Cooling breaks as a safety net, not a solution

Cooling breaks, therefore, begin to look less like a solution and more like a safety net.

As climate change continues to reshape the environmental conditions in which sport is played, stadium performance will become an increasingly important part of player welfare.

Operational measures such as cooling breaks will remain an important safeguard. But they should not be viewed as the primary solution.

The long-term challenge for designers, engineers and tournament organisers is to create venues that actively mitigate heat stress through intelligent design, environmental modelling and integrated building systems.

Designing stadiums for a hotter future

This summer’s World Cup highlights a challenge that extends far beyond a single tournament. As sporting events are hosted in increasingly diverse and demanding climates, the focus must shift from reacting to heat stress to managing it through design.

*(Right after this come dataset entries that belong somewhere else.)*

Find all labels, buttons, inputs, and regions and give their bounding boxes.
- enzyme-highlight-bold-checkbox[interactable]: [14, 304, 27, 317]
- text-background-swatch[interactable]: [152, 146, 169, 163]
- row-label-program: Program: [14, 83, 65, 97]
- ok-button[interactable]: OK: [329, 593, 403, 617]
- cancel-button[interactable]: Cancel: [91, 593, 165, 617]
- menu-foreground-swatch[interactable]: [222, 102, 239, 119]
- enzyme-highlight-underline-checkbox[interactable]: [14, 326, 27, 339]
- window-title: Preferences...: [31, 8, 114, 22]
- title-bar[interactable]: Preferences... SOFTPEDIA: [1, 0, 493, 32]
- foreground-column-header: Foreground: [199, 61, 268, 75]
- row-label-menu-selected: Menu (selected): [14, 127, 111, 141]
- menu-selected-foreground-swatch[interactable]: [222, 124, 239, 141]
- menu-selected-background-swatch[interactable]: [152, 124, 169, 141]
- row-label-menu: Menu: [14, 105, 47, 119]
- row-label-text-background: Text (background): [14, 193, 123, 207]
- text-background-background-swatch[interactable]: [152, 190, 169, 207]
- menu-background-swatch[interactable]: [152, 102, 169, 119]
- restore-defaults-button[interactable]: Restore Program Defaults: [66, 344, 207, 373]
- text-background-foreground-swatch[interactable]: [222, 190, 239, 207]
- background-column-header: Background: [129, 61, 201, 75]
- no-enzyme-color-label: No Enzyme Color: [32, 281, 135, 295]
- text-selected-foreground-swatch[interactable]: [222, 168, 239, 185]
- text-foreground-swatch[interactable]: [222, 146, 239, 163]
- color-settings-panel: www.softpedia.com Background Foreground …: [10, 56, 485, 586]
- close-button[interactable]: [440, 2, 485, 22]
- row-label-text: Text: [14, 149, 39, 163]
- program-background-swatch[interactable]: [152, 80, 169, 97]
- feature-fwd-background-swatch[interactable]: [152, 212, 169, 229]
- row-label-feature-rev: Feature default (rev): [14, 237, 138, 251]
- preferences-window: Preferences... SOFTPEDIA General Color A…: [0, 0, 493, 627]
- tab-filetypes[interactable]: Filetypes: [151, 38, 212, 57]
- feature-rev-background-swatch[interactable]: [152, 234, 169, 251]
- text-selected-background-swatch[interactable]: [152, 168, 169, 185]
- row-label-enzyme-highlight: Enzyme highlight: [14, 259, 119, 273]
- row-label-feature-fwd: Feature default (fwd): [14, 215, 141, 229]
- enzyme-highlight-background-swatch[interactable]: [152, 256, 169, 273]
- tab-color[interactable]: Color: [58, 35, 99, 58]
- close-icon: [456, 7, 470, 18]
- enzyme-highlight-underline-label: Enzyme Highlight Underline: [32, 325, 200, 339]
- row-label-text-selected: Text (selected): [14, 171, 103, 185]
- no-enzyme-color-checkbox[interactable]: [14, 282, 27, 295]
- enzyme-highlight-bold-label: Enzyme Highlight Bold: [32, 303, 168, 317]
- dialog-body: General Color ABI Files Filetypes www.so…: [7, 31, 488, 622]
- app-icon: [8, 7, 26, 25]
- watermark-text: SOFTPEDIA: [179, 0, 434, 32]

Our experience designing stadiums for the FIFA World Cup Qatar 2022 demonstrated the value of considering thermal comfort from the earliest stages of design. Through the careful integration of architecture, environmental engineering and performance modelling, stadiums can be designed to create safer and more comfortable conditions for players and spectators alike.

Cooling breaks may remain an important safeguard. But the greater opportunity lies in designing venues that help reduce heat stress at source, creating more resilient environments for the future of sport.